Countryfied: (adj) not sophisticated or cosmopolitan; provincial.

Short elections ago, when candidates were desperately searching for a means or an end to guarantee the vote of people of color, there was an abiding premise that the United States was becoming a deeper shade of beige.

Those running for election tried to guarantee the support of the younger crowd who could hip and hop instead of the older ones, who seemed to flip and flop.

Then, in 2016, the notion of the decline of rural America and the urbanization of the nation was startled by the election of the new President. His constituency didn’t seem to know too much about Hollywood, the Oscars or America’s Top 40.funny wisdom on words that begin with a C

Their musical selection landed somewhere between “the Johns”—Lennon or Cash. Their clothing was simple and bought from a common department store they shared with their neighbors (being careful not to wear the same shirt on the same day).

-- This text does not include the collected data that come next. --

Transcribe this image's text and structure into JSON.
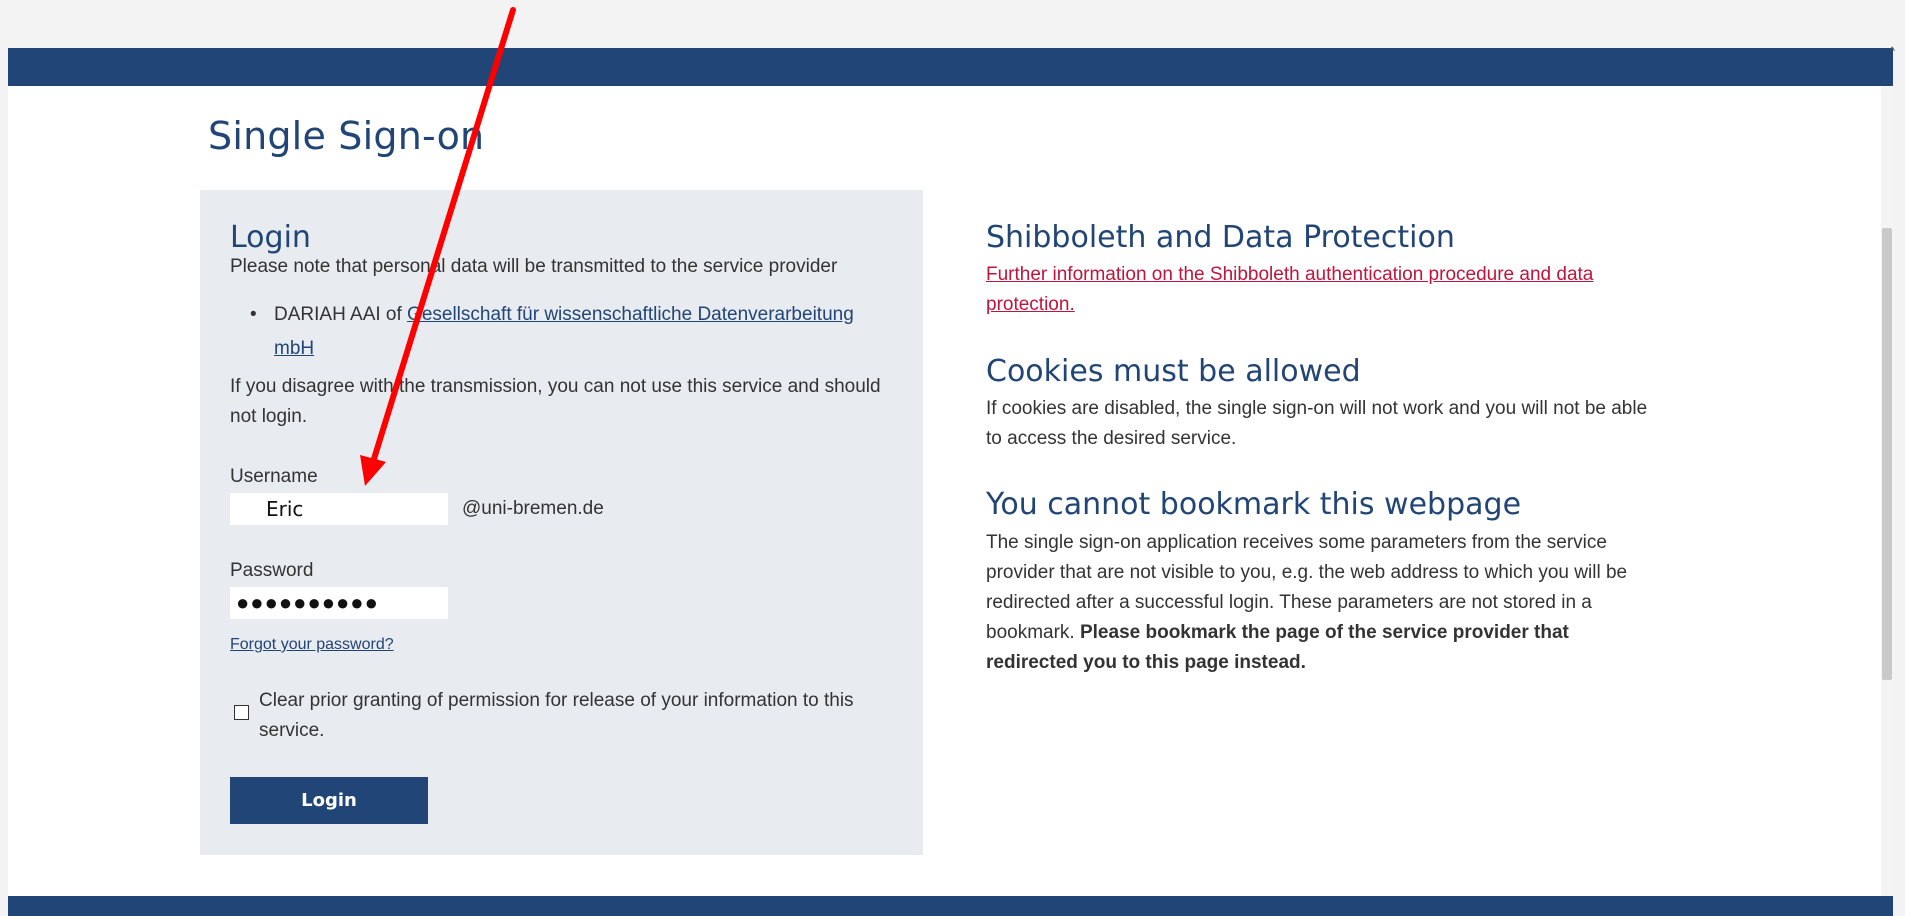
{
  "page": {
    "title": "Single Sign-on"
  },
  "login": {
    "heading": "Login",
    "intro": "Please note that personal data will be transmitted to the service provider",
    "provider_prefix": "DARIAH AAI of ",
    "provider_link": "Gesellschaft für wissenschaftliche Datenverarbeitung mbH",
    "disagree_text": "If you disagree with the transmission, you can not use this service and should not login.",
    "username_label": "Username",
    "username_value": "Eric",
    "username_suffix": "@uni-bremen.de",
    "password_label": "Password",
    "password_mask": "●●●●●●●●●●",
    "forgot_link": "Forgot your password?",
    "clear_permission_label": "Clear prior granting of permission for release of your information to this service.",
    "clear_permission_checked": false,
    "submit_label": "Login"
  },
  "info": {
    "shibboleth_heading": "Shibboleth and Data Protection",
    "shibboleth_link": "Further information on the Shibboleth authentication procedure and data protection.",
    "cookies_heading": "Cookies must be allowed",
    "cookies_text": "If cookies are disabled, the single sign-on will not work and you will not be able to access the desired service.",
    "bookmark_heading": "You cannot bookmark this webpage",
    "bookmark_text": "The single sign-on application receives some parameters from the service provider that are not visible to you, e.g. the web address to which you will be redirected after a successful login. These parameters are not stored in a bookmark. ",
    "bookmark_bold": "Please bookmark the page of the service provider that redirected you to this page instead."
  },
  "colors": {
    "brand_blue": "#214576",
    "panel_bg": "#e8ebef",
    "link_red": "#c0143c",
    "annotation_arrow": "#ff0000"
  },
  "icons": {
    "annotation": "red-arrow-icon",
    "bullet": "bullet-icon",
    "checkbox": "checkbox-icon"
  }
}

Their food was country-fried because they, themselves, were countryfied.

Although attempts were made to characterize this voting block as bigoted, prejudiced, ignorant and unwilling to accept new ideas and different people, it turns out that in many cases, they didn’t hate blacks, gays, Hispanics and feminists—just chose not to hang around them.

The reason for this, in their minds, was simple. These countryfied folks were taught to be humble and not pushy, with a stringent fear of God and zealous honoring of the flag. They deemed themselves patriots. Actually, it’s the piece of arrogance they proudly display while trying to suppress any other willfulness that attempts to surface.

So suddenly, in our time, the politicians are trying to find “countryfied” again.